Com ele vêem as mudanças e muita bagunça,
algo que somente o próprio tempo poderá se encarregar de organizar.

O tempo sara, o tempo consola, o tempo amadurece.
Mas o tempo também pode separar, machucar, esfriar...

Quem deu ao tempo esse poder?
Como ele pode se manifestar deste jeito sem expressar nenhuma palavra?

Se o tempo fosse uma pessoa, ele talvez seria algum velho sábio chines.
Devagar para quem tem pressa e complicado para quem não entende.

E como o entender?
Se hoje vivemos em um mundo que no passado era “jovem e primitivo”,
mas que hoje é “velho e moderno”.

Nosso ser, o humano, perdido em meio a tecnologia,
tentando conciliar homem/máquina, tempo/espaço.

Aisten ensinou sobre a teoria da relatividade
Albert Camus dizia: “somos resultado das nossas escolhas”.

Relativo ou não, conciliável ou não.
Nós somos o que somos.
Reflexos das nossas decisões.
Damos ao tempo o valor que quisermos e entendemos aquilo que queremos.
Temos o poder e não sabemos!

Wednesday, November 4, 2009

Experienciando

Eu costumava escrever, mas como tudo mudou tão repentinamente foi difícil a adaptação a nova rotina. Aliás, é difícil se adaptar a uma “rotina em constante mudança”. O pior é que acabei por virar assassina da língua portuguesa, o que já aconteceu no passado relacionado a acentos e pontuações. E agora para melhorar a minha situação o português sofreu alterações na escrita este ano. Bom, deixa eu tentar me defender. Estou morando a quase três anos fora do Brasil (será que isto quer dizer que também virei assassina do inglês?!) e o fato de morar em um lugar onde a comunidade brasileira é bastante expressiva contribuiu para a mistura de duas línguas em uma, muitas vezes criando até novas palavras como “gondo”. Nada intencional, aliás, totalmente espontâneo, ou até pode se dizer “trágico-espontâneo” – meus amigos dizem que este é o meu próprio idioma, o chamado: Kricanês! – Junção de “going” + “indo” = GONDO. Simplesmente HORRIVEL, mas o que aqui acontece.
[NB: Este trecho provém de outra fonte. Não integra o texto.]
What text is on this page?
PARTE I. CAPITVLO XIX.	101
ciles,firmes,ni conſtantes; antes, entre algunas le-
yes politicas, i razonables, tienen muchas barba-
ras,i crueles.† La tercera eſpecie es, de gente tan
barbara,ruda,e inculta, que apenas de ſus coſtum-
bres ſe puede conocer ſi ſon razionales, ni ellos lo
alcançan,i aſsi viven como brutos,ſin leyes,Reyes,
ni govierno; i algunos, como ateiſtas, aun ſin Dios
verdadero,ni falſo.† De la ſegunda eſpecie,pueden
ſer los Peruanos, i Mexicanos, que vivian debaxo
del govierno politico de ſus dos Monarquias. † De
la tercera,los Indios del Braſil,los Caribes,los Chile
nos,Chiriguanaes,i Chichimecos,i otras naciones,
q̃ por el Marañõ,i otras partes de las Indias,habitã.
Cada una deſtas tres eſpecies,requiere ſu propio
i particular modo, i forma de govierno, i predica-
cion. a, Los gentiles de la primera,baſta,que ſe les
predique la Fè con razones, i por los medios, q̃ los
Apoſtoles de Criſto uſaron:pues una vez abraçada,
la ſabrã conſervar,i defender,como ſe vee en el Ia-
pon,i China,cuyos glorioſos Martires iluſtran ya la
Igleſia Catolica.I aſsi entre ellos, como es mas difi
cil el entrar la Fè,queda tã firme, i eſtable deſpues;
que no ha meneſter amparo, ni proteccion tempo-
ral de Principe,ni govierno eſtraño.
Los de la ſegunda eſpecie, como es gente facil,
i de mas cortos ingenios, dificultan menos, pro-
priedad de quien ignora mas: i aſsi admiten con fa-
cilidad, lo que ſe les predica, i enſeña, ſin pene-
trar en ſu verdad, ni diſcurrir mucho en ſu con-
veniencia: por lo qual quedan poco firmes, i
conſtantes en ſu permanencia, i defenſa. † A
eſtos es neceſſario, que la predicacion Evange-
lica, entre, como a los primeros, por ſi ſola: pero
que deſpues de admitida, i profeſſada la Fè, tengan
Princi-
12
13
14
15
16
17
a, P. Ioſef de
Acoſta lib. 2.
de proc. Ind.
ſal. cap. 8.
Principalmente se você é meio camaleão, ou camaleoa, como eu.
O que quero tentar fazer aqui é compartilhar um pouco do que vivi e aprendi fora do Brasil. Será um pouco de mim, do que fui, do que sou e ainda virei a ser, já que estamos sempre em constante mudança e o que permanece é a essência. Tudo regado com uma pitada de humor e outras vezes nem tanto. Para mim escrever é como se fosse um mapa. Conforme surgem os acontecimentos vou tentando “desenhar o caminho”. Também quero postar alguns textos antigos, mas por mais que já tenham sido lidos, sempre poderá ser a primeira vez para alguém. Então, sem mais “delongas longas” quero deixar com você o texto que deu nome ao título do blog: “Barcos da Vida” (escrito em julho de 2006). Espero que gostem! ;)

:::Barcos da Vida:::

É engraçado como a vida dá voltas. Por vezes pensamos que determinadas coisas nunca irão mudar, ou seja, que serão para sempre, pra vida toda, e de repente quando nos damos por conta a situação mudou, não é mais a mesma e nada é como havia sido antes. Não que tenha acontecido algo necessariamente, apenas o vento mudou de direção e o barco da nossa vida toma um rumo diferente. Começamos a navegar ao lado de outros barcos. Alguns, nunca haviam cruzado as mesmas águas, outros já são velhos conhecidos mas estavam navegando em outros mares. E aqueles barcos que navegaram anos conosco, de repente, já não estão mais ao nosso lado. Tudo muda conforme o vento e a posição das velas. Cada um tem o seu percurso a seguir. Pessoas entram e saem das nossas vidas, algumas permanecem por um bom tempo ao nosso lado, outras por breves momentos, e existem aquelas que sempre estavam por perto mesmo que fisicamente longe. O importante é aproveitar o momento e saber que um dia haverá o tempo de partir. Mas, as lições aprendidas, os medos compartilhados, as experiências vividas, jamais serão esquecidas e quem sabe, ao longo do caminho os barcos se cruzem novamente. Pois nunca saberemos para onde o vento irá soprar.